They carry the name of Heracles, and they live in Stratford, east London. The Herak family are Romani people, or Roma: not Romanians – which is an ethnonym derived from the ancient Romans – but Roma, a word with a Sanskrit root, and which can mean ‘husbands’, ‘Romani people’ or simply ‘us’. Over the past thousand years the Roma have gone by whole directories of other names, some merely misnomers (Egyptians – whence ‘Gypsies’ – and Turks), and some, at least originally, blunt and vile (Tsiggánoi, Çigany, Zigeuner: all of which share the root meaning ‘Untouchable Ones’). But if the name ‘Roma’ and, to whatever degree, those people who call themselves Roma, are of sometime Indian heritage, then why would such a family, ambling along a footbridge in twenty-first-century England, bear a Greek-derived name, when they aren’t even from Greece?

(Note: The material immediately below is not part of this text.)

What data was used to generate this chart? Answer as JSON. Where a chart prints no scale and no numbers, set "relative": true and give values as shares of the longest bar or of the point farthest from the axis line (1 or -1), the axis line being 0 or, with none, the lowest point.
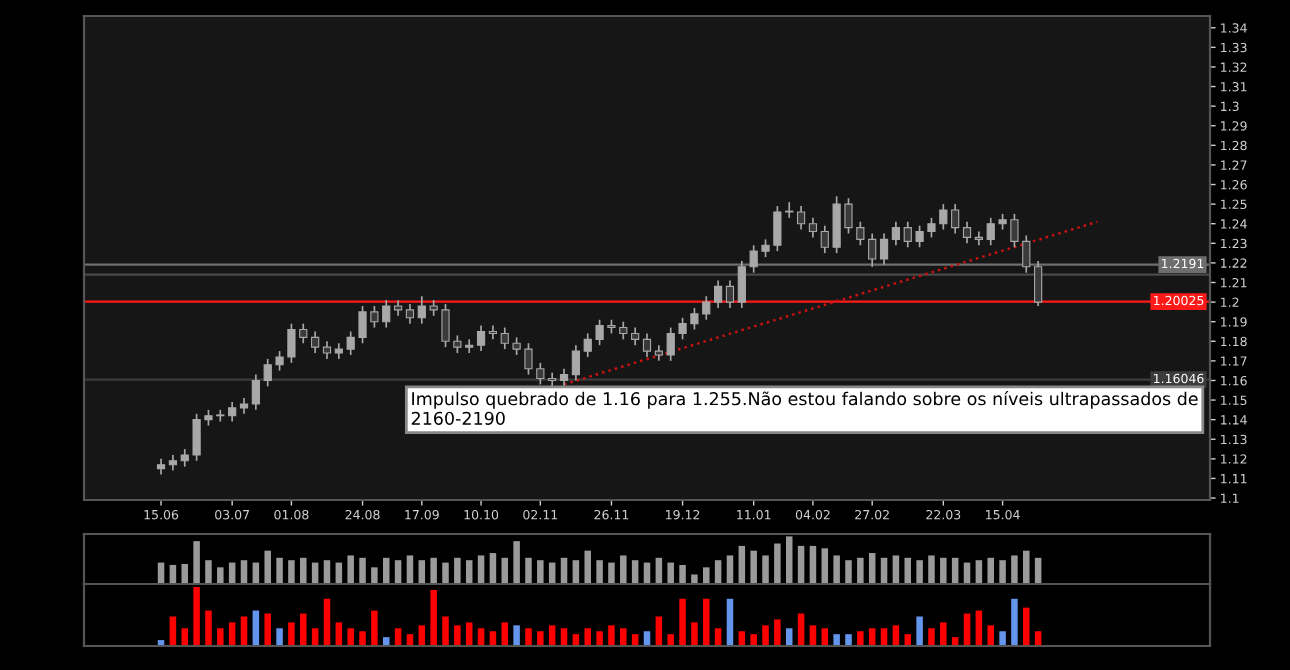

There are many answers. Most Roma, whatever their far-flung ancestry, are Europeans going back tens of generations. And though there are still families, like my own, who have only lately begun to move off ‘the road’, large numbers of so-called Gypsies come from families who have not been nomadic for several hundreds of years. They are often deeply rooted in the countries in which they live, sometimes with medieval provenance there.
The Heraks, for instance, hail in recent generations from Slovakia. They speak three languages at home: Slovak, English and a Slovak dialect of the Romani language. That is to say, three Indo-European languages, of which Romani is the most recent arrival in Europe, thoroughly influenced by centuries of life here and, prior to that, in the Caucasus and Persia. Then there is the land of the divine hero Heracles: Greece itself – specifically, the Byzantine Empire into which the Roma arrived, their forebears having set out westward from India around the year ad 1000. Greece became one of the crucibles of an evolving Romani culture, a sort of second motherland. As a result, the Romani language is strewn with Greek words – alongside Armenian and Persian ones. Scholars like to call them ‘lexical items’ and ‘borrowings’, as if they were physical, or somehow in short supply: as if, by taking them on their journey, the Roma had left their original owners bereft. This traffic in vocabulary worked in both directions, though, and Romani words from India have been left behind wherever the Roma have lived, from Tehran to Helsinki.
Britain has a long-established Romani presence, stretching back to a probable first arrival in late-fifteenth-century Scotland: many of the country’s Traveller families are descended from these early migrations. In addition, there are perhaps as many as 200,000 Romani people in the UK whose families moved here in recent decades from continental Europe. Few take after the popular image of Gypsies. Almost all recent Romani immigrants, like the Heraks, live in brick-and-mortar housing, and are quietly getting on with regular jobs and uncontroversial lifestyles. If anything makes them stand out, it might be their appreciation of the fact that, in British schools, Roma children aren’t put into separate teaching groups for children with less potential. In 2015 the European Commission initiated proceedings against Slovakia because of this practice, apparently with little effect. Five years later, in 2020, the Ministry of Education of the Slovak Republic wrote to the Commission acknowledging the continued existence of racially segregated education, while quibbling over how it should be defined, and UNESCO’s Global Education Monitoring team have found that, as of this year, the country’s Romani children are still frequently taught in classes apart, with few chances to shine.
In Romani families’ photographs there always seem to be signals of a taste for the resplendent. The Heraks’ photographs are no different.